Capítulo III

—Deseaba hablar con usted, monsieur Poirot. Sugden se excusó, separándose de ellos. Viéndole alejarse, Hilda dijo:

—No sabía que estaba. Me pareció verle con Pilar. Parece un buen hombre, muy considerado.

—¿Decía usted que deseaba verme? —preguntó Poirot.

—Sí, creo que usted puede ayudarme.

—Tendré un gran placer en hacerlo.

—Usted es un hombre muy inteligente, monsieur Poirot. Lo noté ayer noche. Estoy segura de que descubrirá fácilmente ciertas cosas. Quisiera que comprendiese a mi marido.

—Usted dirá, señora.

—Al inspector Sugden no podría hablarle de eso. Él no me entendería, pero usted sí.

—Me hace usted mucho honor —declaró Poirot, inclinándose.

Hilda siguió serenamente:

—Desde que me casé con él, mi marido ha sido un desecho mental.

—¡Ah!

—Los dolores físicos pasan pronto, la carne se cicatriza y los huesos vuelven a unirse. De todo ello sólo queda algún dolorcillo, una pequeña cicatriz, pero nada más. En cambio, mi marido, monsieur Poirot, sufrió un golpe mortal en la edad peor. Adoraba a su madre y la vio morir. Consideraba a su padre culpable directo de aquella muerte. En realidad, nunca se ha recobrado de aquel golpe. Su resentimiento contra su padre nunca se debilitó. Fui yo quien logró persuadirlo de que viniera y se reconciliase con su padre. Lo hice para bien de él, para curar esa herida moral. Ahora me doy cuenta de que al venir aquí cometí un error. Simeon Lee se divirtió hurgando en aquella vieja herida. Y con ello hizo algo muy peligroso. —¿Me va usted a decir, señora, que su marido mató a su padre?

—No, pero sí le digo que pudo haberlo hecho... Y también le diré que... no lo hizo. Cuando Simeon Lee fue asesinado, mi marido estaba interpretando la Marcha Fúnebre. El ansia de matar estaba en su corazón. Se deslizó por sus dedos y murió en ondas sonoras. Ésta es la verdad.

Poirot permaneció callado durante unos instantes. Luego dijo:

—¿Y cuál es su veredicto, señora, en el pasado drama?

—¿Se refiere a la muerte de la madre de David?

—Sí.

—Conozco lo bastante la vida para saber que no puede juzgarse un caso por sus apariencias exteriores. Para casi todo el mundo Simeon Lee fue el culpable de los sufrimientos y de la muerte de su mujer, a quien dicen que trató de una manera abominable. Al mismo tiempo creo honradamente que cierta disposición al martirio y la debilidad despiertan en el hombre de determinada clase los peores instintos. Simeon Lee estaba irritado por la paciencia de su mujer y por sus lágrimas.

—Su marido dijo ayer que su madre nunca se quejaba. ¿Es verdad eso?

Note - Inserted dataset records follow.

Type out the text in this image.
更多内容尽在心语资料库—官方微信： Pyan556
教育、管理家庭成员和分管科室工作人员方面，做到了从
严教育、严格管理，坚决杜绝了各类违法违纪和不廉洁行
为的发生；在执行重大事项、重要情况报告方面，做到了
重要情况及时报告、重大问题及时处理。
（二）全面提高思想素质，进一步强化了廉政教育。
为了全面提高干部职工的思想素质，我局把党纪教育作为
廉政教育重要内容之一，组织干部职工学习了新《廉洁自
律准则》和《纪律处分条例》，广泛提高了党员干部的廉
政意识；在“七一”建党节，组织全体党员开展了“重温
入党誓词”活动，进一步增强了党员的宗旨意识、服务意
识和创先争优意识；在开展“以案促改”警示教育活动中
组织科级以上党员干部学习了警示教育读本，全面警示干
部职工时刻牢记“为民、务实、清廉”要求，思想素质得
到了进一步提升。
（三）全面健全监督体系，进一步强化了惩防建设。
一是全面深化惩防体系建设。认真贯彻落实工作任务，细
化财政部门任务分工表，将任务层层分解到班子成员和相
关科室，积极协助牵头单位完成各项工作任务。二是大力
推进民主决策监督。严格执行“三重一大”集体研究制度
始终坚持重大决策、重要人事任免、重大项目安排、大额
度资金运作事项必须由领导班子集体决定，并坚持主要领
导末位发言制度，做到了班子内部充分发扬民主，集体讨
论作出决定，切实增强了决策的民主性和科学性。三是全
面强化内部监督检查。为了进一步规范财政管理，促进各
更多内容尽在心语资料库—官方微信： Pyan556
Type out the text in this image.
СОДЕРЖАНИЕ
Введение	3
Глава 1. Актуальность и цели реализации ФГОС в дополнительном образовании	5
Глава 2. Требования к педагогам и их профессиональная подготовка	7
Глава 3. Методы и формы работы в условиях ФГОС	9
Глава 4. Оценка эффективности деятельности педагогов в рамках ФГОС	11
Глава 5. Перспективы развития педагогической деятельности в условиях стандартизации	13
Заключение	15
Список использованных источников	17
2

—Claro que no —declaró impacientemente Hilda-. Se pasaba el día quejándose a David. Sobre sus débiles hombros descargó todo el peso de su infelicidad. Y él era muy joven, demasiado joven, para soportar todo cuanto ella quería que llevase.

Poirot la miró pensativamente.

—Ya entiendo.

—¿Qué es lo que entiende? —preguntó Hilda.

—Comprendo que usted ha tenido que hacer las veces de madre de su marido, cuando su mayor deseo hubiera sido ser simplemente su esposa.

Hilda desvió la mirada. En aquel momento, David Lee salió de la casa y dirigióse hacia ellos. Con voz clara y alegre dijo:

—¡Qué día tan hermoso! Parece primavera en vez de invierno.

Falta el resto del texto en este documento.